现在我们将研究各种机器学习算法以及它们的学习曲线和维度灾难。

1. KNN

from sklearn.model_selection import KFold, cross_val_score

def rmse_cv(model):
    kf = KFold(5, shuffle=True, random_state= 42).get_n_splits(x_model.values)
    predictions = model.predict(x_test)
    rmse= np.sqrt(-cross_val_score(model, x_model.values, y_model, scoring="neg_mean_squared_error", cv = kf))
    return(rmse)
x_model, x_test, y_model, y_test = train_test_split(x, y, test_size=0.2, random_state=1)
x_train, x_val, y_train, y_val = train_test_split(x_model, y_model, test_size=0.2, random_state=1)



# How to find K?

from sklearn.neighbors import KNeighborsClassifier
from sklearn.model_selection import KFold

train_scores = []
validation_scores = []

x_model_values = x_model.values
y_model_values = y_model.values

# 5-fold cross-validation

kfold = KFold(5, shuffle=True, random_state=42)

for i in range(1,20):
    knn = KNeighborsClassifier(i)
    
    tr_scores = []
    va_scores = []
    
    for a, b in kfold.split(x_model_values):

        x_train_fold, y_train_fold = x_model_values[a], y_model_values[a]
        x_val_fold, y_val_fold = x_model_values[b], y_model_values[b]
        
        knn.fit(x_train_fold, y_train_fold.ravel())
        
        va_scores.append(knn.score(x_val_fold, y_val_fold))
        tr_scores.append(knn.score(x_train_fold, y_train_fold))
        
    validation_scores.append(np.mean(va_scores))
    train_scores.append(np.mean(tr_scores))

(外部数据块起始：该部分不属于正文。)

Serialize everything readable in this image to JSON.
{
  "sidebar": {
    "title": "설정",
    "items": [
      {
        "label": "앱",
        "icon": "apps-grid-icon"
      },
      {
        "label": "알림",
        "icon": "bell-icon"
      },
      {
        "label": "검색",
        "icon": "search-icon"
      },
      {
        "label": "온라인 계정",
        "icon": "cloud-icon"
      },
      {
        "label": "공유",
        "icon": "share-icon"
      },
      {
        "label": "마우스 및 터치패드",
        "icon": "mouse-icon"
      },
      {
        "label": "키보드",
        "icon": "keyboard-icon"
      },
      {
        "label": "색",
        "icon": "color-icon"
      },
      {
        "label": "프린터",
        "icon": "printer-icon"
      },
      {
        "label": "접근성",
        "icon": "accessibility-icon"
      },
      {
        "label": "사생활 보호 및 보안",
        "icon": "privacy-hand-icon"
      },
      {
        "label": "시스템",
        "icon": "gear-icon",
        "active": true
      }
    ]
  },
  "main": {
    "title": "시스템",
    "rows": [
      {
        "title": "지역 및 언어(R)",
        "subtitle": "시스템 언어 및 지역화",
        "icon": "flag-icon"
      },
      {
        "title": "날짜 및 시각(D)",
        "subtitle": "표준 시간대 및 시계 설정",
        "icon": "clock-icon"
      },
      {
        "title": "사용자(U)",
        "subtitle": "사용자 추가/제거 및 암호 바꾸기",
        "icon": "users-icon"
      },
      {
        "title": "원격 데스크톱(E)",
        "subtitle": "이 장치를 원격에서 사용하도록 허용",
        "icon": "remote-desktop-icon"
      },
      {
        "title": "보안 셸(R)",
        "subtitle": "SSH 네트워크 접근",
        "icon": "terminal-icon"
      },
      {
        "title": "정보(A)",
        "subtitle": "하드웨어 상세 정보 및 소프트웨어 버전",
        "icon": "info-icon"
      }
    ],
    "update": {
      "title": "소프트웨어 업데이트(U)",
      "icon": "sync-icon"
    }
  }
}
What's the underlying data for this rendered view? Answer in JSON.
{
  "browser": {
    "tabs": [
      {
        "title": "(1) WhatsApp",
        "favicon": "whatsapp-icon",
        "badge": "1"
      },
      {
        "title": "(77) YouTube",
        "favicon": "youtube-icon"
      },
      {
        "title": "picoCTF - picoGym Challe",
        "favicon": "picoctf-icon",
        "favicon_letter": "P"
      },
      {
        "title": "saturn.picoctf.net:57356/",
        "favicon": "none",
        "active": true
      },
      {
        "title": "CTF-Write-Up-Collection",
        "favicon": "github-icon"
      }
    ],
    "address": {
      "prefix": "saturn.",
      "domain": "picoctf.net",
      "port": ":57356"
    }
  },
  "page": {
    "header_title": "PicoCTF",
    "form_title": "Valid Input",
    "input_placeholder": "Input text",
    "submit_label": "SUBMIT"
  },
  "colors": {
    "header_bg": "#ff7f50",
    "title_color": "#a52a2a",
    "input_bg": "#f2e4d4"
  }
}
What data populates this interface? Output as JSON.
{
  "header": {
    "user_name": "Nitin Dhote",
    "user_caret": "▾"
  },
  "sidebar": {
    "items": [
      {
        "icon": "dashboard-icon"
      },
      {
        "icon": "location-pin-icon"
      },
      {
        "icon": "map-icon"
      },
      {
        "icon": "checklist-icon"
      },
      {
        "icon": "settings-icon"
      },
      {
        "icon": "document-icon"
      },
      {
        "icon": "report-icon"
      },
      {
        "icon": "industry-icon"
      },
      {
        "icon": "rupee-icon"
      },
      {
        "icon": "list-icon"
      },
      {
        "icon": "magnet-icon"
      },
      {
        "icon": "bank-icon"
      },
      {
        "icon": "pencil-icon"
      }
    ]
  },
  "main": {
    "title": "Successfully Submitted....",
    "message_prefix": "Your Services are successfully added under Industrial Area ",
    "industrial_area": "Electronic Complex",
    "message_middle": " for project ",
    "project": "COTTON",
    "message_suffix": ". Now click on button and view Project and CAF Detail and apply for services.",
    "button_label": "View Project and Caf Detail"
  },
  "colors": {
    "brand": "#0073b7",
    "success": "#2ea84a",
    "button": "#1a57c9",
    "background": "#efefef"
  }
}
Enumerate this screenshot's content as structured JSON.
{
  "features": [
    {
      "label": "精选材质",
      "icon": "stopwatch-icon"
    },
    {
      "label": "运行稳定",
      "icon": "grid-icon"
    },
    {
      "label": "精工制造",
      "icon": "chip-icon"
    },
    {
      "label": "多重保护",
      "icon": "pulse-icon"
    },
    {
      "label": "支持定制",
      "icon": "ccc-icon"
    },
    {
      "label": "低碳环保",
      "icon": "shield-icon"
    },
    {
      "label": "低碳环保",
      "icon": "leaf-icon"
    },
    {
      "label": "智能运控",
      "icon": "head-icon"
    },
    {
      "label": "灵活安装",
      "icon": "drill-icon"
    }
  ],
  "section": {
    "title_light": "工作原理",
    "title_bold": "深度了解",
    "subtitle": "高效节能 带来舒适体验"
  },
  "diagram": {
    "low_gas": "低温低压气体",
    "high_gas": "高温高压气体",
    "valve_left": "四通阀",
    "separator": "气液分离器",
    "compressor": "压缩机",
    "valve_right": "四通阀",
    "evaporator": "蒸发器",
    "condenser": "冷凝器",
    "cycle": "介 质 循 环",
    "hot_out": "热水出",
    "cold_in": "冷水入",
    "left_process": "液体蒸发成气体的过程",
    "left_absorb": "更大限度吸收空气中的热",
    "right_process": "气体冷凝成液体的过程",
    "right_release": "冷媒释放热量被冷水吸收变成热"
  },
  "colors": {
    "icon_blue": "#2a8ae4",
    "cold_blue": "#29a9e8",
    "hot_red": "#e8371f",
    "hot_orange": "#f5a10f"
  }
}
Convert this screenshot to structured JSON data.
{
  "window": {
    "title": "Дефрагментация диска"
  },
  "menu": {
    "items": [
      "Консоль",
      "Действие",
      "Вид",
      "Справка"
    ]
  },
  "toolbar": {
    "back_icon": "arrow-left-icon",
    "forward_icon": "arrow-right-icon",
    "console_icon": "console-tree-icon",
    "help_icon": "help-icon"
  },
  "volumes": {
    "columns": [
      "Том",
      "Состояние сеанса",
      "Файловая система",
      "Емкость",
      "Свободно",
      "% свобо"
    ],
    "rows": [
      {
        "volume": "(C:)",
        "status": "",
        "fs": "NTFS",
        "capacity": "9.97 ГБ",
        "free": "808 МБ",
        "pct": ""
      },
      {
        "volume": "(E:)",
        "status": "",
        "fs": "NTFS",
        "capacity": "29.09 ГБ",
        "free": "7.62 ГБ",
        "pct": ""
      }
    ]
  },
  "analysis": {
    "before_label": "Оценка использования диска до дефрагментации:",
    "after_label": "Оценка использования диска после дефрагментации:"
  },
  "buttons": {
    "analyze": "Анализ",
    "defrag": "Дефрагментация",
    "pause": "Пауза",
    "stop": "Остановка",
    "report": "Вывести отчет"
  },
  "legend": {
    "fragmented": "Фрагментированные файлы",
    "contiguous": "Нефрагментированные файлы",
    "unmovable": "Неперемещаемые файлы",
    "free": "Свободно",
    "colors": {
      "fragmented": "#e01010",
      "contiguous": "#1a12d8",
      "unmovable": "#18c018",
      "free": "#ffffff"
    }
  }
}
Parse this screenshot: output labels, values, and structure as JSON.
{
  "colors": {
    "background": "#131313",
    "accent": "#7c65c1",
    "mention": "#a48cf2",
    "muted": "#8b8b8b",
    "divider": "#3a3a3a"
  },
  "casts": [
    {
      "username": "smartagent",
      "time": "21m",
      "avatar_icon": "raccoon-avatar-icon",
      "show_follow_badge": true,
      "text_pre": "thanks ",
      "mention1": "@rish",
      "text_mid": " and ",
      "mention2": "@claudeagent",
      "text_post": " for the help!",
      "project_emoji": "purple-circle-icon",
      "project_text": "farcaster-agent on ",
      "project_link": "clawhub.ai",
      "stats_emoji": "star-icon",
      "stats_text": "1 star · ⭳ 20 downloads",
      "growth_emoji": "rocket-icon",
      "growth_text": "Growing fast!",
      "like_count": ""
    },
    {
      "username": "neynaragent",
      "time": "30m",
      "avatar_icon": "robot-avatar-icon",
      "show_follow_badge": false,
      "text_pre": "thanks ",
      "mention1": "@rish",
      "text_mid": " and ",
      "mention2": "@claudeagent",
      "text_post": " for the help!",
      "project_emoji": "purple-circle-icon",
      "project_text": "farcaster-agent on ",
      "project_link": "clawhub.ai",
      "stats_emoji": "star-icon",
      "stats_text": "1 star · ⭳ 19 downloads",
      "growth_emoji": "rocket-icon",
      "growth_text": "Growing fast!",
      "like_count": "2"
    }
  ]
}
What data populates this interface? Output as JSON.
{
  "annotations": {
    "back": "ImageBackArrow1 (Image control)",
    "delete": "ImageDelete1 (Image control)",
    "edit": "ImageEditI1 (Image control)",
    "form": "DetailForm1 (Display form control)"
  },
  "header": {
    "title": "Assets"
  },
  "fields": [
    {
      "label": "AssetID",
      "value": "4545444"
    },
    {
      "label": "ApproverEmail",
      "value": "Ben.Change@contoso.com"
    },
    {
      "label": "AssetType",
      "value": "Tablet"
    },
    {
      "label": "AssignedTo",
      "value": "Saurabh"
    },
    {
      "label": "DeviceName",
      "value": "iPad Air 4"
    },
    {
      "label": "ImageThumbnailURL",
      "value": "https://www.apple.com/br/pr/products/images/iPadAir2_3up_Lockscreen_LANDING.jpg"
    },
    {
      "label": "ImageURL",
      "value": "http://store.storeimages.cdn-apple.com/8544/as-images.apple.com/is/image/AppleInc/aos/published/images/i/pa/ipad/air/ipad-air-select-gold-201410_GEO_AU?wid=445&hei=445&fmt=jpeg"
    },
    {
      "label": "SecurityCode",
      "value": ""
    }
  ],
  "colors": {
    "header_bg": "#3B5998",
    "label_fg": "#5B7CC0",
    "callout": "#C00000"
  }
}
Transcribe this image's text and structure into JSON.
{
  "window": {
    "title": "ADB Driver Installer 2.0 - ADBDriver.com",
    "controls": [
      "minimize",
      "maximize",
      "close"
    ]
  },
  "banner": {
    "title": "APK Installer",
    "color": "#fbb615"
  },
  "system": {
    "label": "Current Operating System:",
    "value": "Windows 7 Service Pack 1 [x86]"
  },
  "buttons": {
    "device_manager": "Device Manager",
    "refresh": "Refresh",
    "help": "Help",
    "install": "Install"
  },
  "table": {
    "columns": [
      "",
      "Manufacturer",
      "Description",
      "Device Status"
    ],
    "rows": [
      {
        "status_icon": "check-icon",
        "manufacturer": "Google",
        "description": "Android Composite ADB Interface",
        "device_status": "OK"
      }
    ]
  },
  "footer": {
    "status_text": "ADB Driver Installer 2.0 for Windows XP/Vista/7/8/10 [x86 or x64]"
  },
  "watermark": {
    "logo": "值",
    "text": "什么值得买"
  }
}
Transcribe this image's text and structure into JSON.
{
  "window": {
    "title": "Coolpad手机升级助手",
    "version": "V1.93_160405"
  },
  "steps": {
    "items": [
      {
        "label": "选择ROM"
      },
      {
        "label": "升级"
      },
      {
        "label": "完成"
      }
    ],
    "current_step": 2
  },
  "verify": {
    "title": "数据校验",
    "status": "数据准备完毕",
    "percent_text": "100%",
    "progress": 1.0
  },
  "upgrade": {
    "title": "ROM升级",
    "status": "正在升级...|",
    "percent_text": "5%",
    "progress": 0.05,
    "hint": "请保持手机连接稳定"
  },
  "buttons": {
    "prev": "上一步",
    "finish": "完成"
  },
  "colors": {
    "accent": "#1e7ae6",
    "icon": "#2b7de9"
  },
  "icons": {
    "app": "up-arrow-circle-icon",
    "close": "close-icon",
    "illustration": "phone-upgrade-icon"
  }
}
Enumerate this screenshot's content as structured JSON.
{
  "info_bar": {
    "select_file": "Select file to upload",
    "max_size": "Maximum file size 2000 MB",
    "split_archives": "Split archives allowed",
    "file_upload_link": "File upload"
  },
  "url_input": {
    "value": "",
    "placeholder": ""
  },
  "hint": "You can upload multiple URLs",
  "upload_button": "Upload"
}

plt.title('k-NN Varying number of neighbours')
plt.plot(range(1,20),validation_scores,label="Validation")
plt.plot(range(1,20),train_scores,label="Train")
plt.legend()
plt.xticks(range(1,20))
plt.show()

输出

学习曲线

这是模型随着从训练数据中学习而随时间推移的表现的图形表示。曲线通常显示模型的误差与所用训练数据量的函数关系，例如均方误差或分类误差。

# How the KNN algorithm performs in both small-size data and big-size data 

# choose an acceptable color

from sklearn.model_selection import learning_curve

train_sizes, train_scores, val_scores = learning_curve(KNeighborsClassifier(5), 
        x_model, 
        y_model,
        # Number of folds in cross-validation
        cv=5,
        # Evaluation metric
        scoring='accuracy',
        # Use all computer cores
        n_jobs=-1, 
        # 50 different sizes of the training set
        train_sizes=np.linspace(0.1, 1.0, 5))

# Create means and standard deviations of training set scores
train_mean = np.mean(train_scores, axis=1)
train_std = np.std(train_scores, axis=1)

# Create means and standard deviations of validation set scores
val_mean = np.mean(val_scores, axis=1)
val_std = np.std(val_scores, axis=1)

# Draw lines
plt.plot(train_sizes, train_mean, '--', color="#ff8040",  label="Training score")
plt.plot(train_sizes, val_mean, color="#40bfff", label="Cross-validation score")

# Draw bands
plt.fill_between(train_sizes, train_mean - train_std, train_mean + train_std, color="#DDDDDD")
plt.fill_between(train_sizes, val_mean - val_std, val_mean + val_std, color="#DDDDDD")

# Create plot
plt.title("Learning Curve \n k-fold=5, number of neighbours=5")
plt.xlabel("Training Set Size"), plt.ylabel("Accuracy Score"), plt.legend(loc="best")
plt.tight_layout()
plt.show()

输出

在这里，随着训练集大小的增加，模型的准确性也会增加。

但在开始时性能有突然的增长，然后缓慢增加。

维度灾难

维度灾难是指许多机器学习算法的性能随着数据中特征或维度的增加而恶化的现象。

# One or two features are simple, but they cannot recognize and divide our categories. more features mean
# more evidence in different dimensions, but it could cause overfitting.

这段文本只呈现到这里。